Comprised of two entirely new Xilinx® UltraScale FPGAs as the main compute components, served by two 4Gb hybrid memory cubes connected by 15Gbps lines (total 480Gbps), there were no finished specs or reference boards to study. As a result, the project required tight collaboration with the Xilinx design team to iron out the kinks on the FPGA core code for the memory cube controller.


Adcom faced major challenges when designing the Neptune card.

  • Tight constraints of just 28mV noise margin on supply rails at 0.95V and a target impedance on the power distribution network of just 0.28m Ohms: To ensure product reliability, a lot of 3D electromagnetic (EM) analysis was needed. Using the Siemens HyperLynx® tool, the team devised a unique strategy for the placement of the capacitor. The team also optimized the stack-up with four embedded capacitance cores.

  • Meeting PCIe Gen3 requirements: a single 16-wide bus was bifurcated across the two FPGAs.

  • PCIe board thickness constraint with 18 layers.

  • To carry the current, a lot of copper was required so Adcom used thin cores with low dielectric constants (3.00 DK, 2.5mil thick). This allowed them to achieve 50 and 100 ohm impedances on critical lines.

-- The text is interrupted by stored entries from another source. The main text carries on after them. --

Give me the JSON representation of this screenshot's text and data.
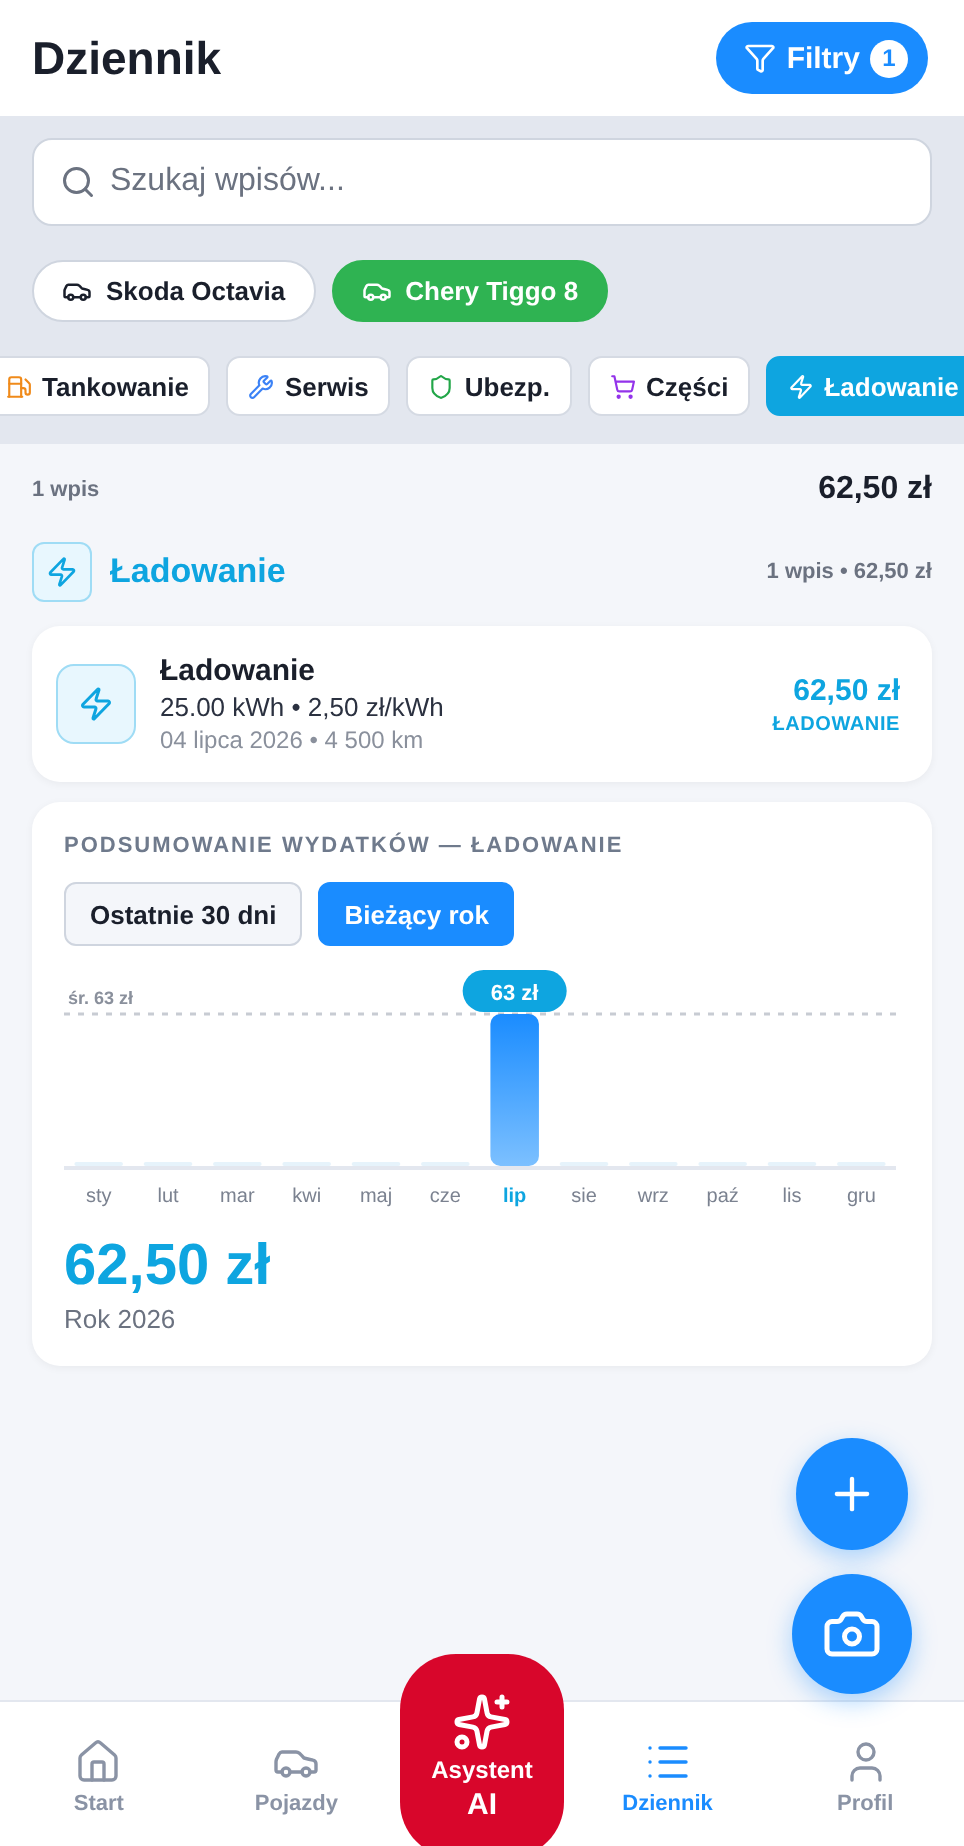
{
  "header": {
    "title": "Dziennik",
    "filter_button": {
      "label": "Filtry",
      "count": "1"
    }
  },
  "search": {
    "placeholder": "Szukaj wpisów..."
  },
  "vehicles": [
    {
      "label": "Skoda Octavia",
      "selected": false
    },
    {
      "label": "Chery Tiggo 8",
      "selected": true
    }
  ],
  "categories": [
    {
      "kind": "fuel",
      "label": "Tankowanie",
      "selected": false
    },
    {
      "kind": "service",
      "label": "Serwis",
      "selected": false
    },
    {
      "kind": "insurance",
      "label": "Ubezp.",
      "selected": false
    },
    {
      "kind": "parts",
      "label": "Części",
      "selected": false
    },
    {
      "kind": "charging",
      "label": "Ładowanie",
      "selected": true
    }
  ],
  "summary": {
    "count": "1 wpis",
    "total": "62,50 zł"
  },
  "group": {
    "title": "Ładowanie",
    "meta": "1 wpis • 62,50 zł"
  },
  "entries": [
    {
      "title": "Ładowanie",
      "details": "25.00 kWh • 2,50 zł/kWh",
      "date": "04 lipca 2026 • 4 500 km",
      "amount": "62,50 zł",
      "category": "ŁADOWANIE"
    }
  ],
  "expenses": {
    "title": "PODSUMOWANIE WYDATKÓW — ŁADOWANIE",
    "periods": [
      {
        "label": "Ostatnie 30 dni",
        "selected": false
      },
      {
        "label": "Bieżący rok",
        "selected": true
      }
    ],
    "chart": {
      "average_label": "śr. 63 zł",
      "months": [
        {
          "label": "sty",
          "selected": false
        },
        {
          "label": "lut",
          "selected": false
        },
        {
          "label": "mar",
          "selected": false
        },
        {
          "label": "kwi",
          "selected": false
        },
        {
          "label": "maj",
          "selected": false
        },
        {
          "label": "cze",
          "selected": false
        },
        {
          "label": "lip",
          "selected": true,
          "value_label": "63 zł"
        },
        {
          "label": "sie",
          "selected": false
        },
        {
          "label": "wrz",
          "selected": false
        },
        {
          "label": "paź",
          "selected": false
        },
        {
          "label": "lis",
          "selected": false
        },
        {
          "label": "gru",
          "selected": false
        }
      ]
    },
    "total": "62,50 zł",
    "period_label": "Rok 2026"
  },
  "nav": [
    {
      "kind": "home",
      "label": "Start",
      "selected": false
    },
    {
      "kind": "car",
      "label": "Pojazdy",
      "selected": false
    },
    {
      "kind": "ai",
      "label": "Asystent",
      "sublabel": "AI",
      "selected": false
    },
    {
      "kind": "list",
      "label": "Dziennik",
      "selected": true
    },
    {
      "kind": "user",
      "label": "Profil",
      "selected": false
    }
  ]
}
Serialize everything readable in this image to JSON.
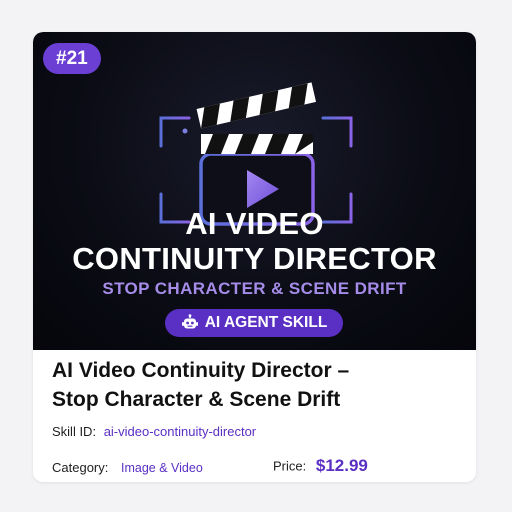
{
  "badge": "#21",
  "hero": {
    "title_line1": "AI VIDEO",
    "title_line2": "CONTINUITY DIRECTOR",
    "subtitle": "STOP CHARACTER & SCENE DRIFT",
    "pill_label": "AI AGENT SKILL",
    "icons": [
      "clapperboard-icon",
      "play-icon",
      "robot-icon"
    ]
  },
  "product": {
    "title_line1": "AI Video Continuity Director –",
    "title_line2": "Stop Character & Scene Drift",
    "skill_id_label": "Skill ID:",
    "skill_id": "ai-video-continuity-director",
    "category_label": "Category:",
    "category": "Image & Video",
    "price_label": "Price:",
    "price": "$12.99"
  },
  "colors": {
    "accent": "#5a2fc4",
    "badge": "#6b3fd4",
    "subtitle": "#a48ce8",
    "hero_bg": "#0b0c15"
  }
}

  • HDI was used on the top three layers to run the majority of differential pairs without via stubs.

  • Tight collaboration with the manufacturer to ensure manufacturability.

  • ECAD/MCAD collaboration was crucial for thermal requirements.

  • Server chassis had to house eight identical PCIe cards pulling 300W each.

  • There was a daily iteration with MCAD for over two weeks to refine the placement in 3D using feedback from thermal analysis.